Ma questa la possibilità, questo il limite. I due registi si son forse lasciati troppo cullare dallo sterminato orizzonte presente davanti a loro tralasciando, alla fine, questo stesso sterminato e pericoloso paesaggio. Quello che manca infatti ne Il mistero di Lovecraft è proprio la tensione della ricerca, l’intima cifra che porti a compimento tutta l’architettura fin lì costruita, la chiave che apra gli abissi lovecraftiani. Lo spunto di partenza è ineccepibile: a Montecatini, per un certo periodo residenza di uno dei migliori amici “epistolari” dell’autore americano – afflitto da quell’ossessione ossessivo-compulsiva da corrispondenza come solo un uomo profondamente ancorato tra ‘700 e ‘800 può avere –, viene ritrovato un diario che si presume redatto dallo stesso Lovecraft; il fatto ancor più singolare è che lì si narra della sua venuta in Italia prima del 1926 – anno da cui partono le sue composizioni maggiori – allo scopo di visitare la Biblioteca Marciana di Venezia e le terre del Polesine, luogo di gestazione e narrazione di miti leggendari. Una troupe eterogenea di italiani e americani ripercorre l’itinerario compiuto il secolo precedente dallo scrittore con l’intento di girare un documentario, ma tra la diffidenza degli abitanti del luogo e inquietanti sparizioni il bandolo letterario (e non) della matassa inizia a farsi più intricato e pericoloso…

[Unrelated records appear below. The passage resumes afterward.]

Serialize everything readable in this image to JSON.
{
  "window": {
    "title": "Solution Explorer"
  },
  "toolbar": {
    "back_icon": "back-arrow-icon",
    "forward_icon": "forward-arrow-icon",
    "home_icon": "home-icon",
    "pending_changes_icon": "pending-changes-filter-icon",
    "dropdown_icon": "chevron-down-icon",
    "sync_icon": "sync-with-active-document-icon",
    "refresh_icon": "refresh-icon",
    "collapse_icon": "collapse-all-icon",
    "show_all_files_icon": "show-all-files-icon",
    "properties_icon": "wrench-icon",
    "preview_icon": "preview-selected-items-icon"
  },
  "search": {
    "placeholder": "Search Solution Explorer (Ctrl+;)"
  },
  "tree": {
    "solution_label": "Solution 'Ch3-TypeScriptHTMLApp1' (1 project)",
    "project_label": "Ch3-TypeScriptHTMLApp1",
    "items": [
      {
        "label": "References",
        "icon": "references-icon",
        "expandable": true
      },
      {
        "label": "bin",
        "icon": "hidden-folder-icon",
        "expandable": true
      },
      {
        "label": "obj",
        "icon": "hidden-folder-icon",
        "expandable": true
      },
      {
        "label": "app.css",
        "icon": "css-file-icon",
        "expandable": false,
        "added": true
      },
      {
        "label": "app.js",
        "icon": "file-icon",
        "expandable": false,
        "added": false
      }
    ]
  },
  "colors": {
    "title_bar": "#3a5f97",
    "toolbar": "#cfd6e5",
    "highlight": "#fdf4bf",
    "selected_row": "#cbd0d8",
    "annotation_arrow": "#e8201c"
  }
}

Quanto raccontato, la sua struttura già vista altrove e riproposta in molte e specchianti varianti, prende purtroppo il sopravvento su tutto il resto. Greco e Leggio si preoccupano infatti di costruire geometricamente l’impianto horror-thriller del film, tralasciando colpevolmente il nerbo centrale che sorregge l’intero lavoro: le svolte narrative, le caratterizzazioni dei personaggi, il tono e la conclusione appaiono perfettamente deducibili fin dall’inizio, mentre il diagramma del mockumentary non viene interamente dispiegato. Pieni e vuoti figli di una tensione primaria – la presenza di uno dei massimi scrittori dell’orrore in una terra attraversata dal mistero come è il Polesine per cercare la sua reale ispirazione – non vengono eretti compiutamente, e quando questo avviene è oramai troppo tardi, come nel coup de théâtre finale dove veniamo a conoscenza della reale provenienza ed ispirazione di uno dei luoghi più terrificanti del secolo scorso, Innsmouth… Paradossalmente la coppia di registi ha reso centrale una costruzione filmica finzionale, sorvolando troppo velocemente sugli essenziali dettagli che rendono un mockumentary necessario a sé stesso, quella disposizione di elementi cesellati che vengono portati avanti nel corso della narrazione fino a diventarne la struttura portante, in un complesso gioco di rimandi interni che schiudono il reame principe di questo tipo di narrazioni, la verosimiglianza.